31 December 2005


The best bad movies I have ever seen has gone on pause for a second because it took me ages to remember what number 5 was. Continuing...

part six
5. Ice Princess (imdb):

The phrase "From the studio that brought you The Princess Diaries" means one thing to me. Ok, two. Michelle Trachtenberg will one day hit on one of the Wesleyan Spirits a la Anne Hathaway...and also, one day I will see Michelle Trachtenberg's titties in a movie about gay cowboys.

How can you forget a movie that has a tagline almost rivaling Mad Hot Ballroom's...
"From small town Mathlete, To big time Athlete"

And that's what this movie is about. A dorky girl who uses physics to learn how to become an incredible figure skater. The tagline fails to mention the ambiguously ethnic zamboni driver who she falls for, telling her at the end of the movie that "You can drive my zamboni anytime." He even drives a zamboni to a pond by her house. The plot flaw here is that there is no way that zamboni wouldn't have fallen through the ice.

What are you!?! And why are you related to Kim Catrall and her obviously whiter daughter???

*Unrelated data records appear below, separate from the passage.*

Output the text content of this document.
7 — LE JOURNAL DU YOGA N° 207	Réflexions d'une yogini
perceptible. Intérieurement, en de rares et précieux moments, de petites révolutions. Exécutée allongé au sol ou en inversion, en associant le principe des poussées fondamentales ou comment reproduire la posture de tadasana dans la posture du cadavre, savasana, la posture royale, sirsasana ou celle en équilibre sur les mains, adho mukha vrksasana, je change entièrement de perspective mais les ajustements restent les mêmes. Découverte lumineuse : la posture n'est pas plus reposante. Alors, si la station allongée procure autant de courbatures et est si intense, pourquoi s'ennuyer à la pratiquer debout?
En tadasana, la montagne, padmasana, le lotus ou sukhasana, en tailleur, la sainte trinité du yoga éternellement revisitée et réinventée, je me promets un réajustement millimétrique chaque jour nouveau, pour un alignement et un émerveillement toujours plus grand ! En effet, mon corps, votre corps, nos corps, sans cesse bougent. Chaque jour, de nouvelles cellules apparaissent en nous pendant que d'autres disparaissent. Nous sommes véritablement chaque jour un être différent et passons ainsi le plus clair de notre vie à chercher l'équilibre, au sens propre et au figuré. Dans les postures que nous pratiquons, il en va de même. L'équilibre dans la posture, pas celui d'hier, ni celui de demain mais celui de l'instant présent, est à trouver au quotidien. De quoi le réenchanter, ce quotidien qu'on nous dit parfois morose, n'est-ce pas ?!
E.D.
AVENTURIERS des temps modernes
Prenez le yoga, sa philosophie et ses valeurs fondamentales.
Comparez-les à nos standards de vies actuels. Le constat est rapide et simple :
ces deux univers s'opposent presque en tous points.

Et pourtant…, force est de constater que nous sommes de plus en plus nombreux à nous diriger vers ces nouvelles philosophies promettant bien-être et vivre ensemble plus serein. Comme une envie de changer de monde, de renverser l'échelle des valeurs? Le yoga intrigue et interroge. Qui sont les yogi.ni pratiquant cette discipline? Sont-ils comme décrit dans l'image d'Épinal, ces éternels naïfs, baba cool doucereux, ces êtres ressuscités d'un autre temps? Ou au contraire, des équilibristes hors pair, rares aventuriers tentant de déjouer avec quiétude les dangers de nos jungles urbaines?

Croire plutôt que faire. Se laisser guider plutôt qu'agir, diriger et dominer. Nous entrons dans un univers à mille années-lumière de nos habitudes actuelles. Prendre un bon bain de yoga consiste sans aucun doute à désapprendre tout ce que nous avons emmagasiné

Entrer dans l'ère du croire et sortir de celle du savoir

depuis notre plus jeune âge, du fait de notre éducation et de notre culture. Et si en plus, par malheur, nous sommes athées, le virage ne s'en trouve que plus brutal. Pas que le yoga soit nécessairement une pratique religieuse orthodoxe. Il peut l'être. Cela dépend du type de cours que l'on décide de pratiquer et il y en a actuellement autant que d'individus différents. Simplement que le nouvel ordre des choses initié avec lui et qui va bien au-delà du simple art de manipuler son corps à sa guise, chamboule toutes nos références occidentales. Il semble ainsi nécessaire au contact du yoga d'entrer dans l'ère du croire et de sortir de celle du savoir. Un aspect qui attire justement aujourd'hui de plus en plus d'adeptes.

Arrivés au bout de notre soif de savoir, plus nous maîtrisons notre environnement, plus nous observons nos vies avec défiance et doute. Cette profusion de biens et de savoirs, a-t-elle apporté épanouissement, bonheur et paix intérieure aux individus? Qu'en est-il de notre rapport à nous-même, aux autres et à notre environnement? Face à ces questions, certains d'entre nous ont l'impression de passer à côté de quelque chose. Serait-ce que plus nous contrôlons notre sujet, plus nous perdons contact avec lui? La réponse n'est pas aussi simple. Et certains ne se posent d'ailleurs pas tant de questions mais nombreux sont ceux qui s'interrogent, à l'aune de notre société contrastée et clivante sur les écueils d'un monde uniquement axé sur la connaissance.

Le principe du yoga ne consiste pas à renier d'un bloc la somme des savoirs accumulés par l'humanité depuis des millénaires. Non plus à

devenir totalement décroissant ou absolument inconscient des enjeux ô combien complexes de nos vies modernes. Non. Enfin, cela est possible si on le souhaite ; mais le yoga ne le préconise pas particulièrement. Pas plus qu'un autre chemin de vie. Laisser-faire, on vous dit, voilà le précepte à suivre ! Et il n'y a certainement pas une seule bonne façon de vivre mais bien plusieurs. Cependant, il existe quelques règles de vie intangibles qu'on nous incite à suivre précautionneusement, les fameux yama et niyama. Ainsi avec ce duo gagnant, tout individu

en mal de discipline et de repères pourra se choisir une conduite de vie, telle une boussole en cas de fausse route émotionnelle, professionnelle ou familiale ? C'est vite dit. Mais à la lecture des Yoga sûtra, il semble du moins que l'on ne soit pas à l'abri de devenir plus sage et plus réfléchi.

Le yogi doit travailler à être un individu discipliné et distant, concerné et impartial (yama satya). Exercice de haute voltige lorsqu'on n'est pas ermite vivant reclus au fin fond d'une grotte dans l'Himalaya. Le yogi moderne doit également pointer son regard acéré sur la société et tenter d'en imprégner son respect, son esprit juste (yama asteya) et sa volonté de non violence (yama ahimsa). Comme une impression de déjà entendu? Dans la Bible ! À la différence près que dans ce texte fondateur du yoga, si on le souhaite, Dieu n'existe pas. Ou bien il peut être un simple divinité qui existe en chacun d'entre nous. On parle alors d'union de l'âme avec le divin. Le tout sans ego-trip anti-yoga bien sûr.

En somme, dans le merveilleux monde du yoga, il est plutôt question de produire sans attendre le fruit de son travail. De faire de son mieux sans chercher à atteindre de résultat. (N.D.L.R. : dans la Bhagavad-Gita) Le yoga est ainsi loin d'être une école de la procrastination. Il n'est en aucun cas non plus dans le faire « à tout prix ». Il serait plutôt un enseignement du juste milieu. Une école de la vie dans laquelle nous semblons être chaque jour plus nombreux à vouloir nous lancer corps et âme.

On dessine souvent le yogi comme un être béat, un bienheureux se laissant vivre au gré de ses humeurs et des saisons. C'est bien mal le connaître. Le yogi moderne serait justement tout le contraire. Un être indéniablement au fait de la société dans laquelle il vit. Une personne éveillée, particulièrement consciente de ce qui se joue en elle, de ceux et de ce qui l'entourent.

It also fails to mention that the ambiguously ethnic zamboni driver is Kim Catrall's son. As if the premise of this movie wasn't gay enough, let's take into consideration that Kim Catrall is in it...and there are NO TITTIES. None. None of them.

And if you think this movie is simply an inspiring film for young people, you are quite wrong. This is the Mean Girls of figure-skating movies-- Chock Full O'Bitches. There is sabotage...there is crying...there is back-stabbing.

And then there's a great "Mom, I'm not living MY dream...I'm living yours" moment. No tween movie should go without one of those.

zero career credibility for Michelle. zero.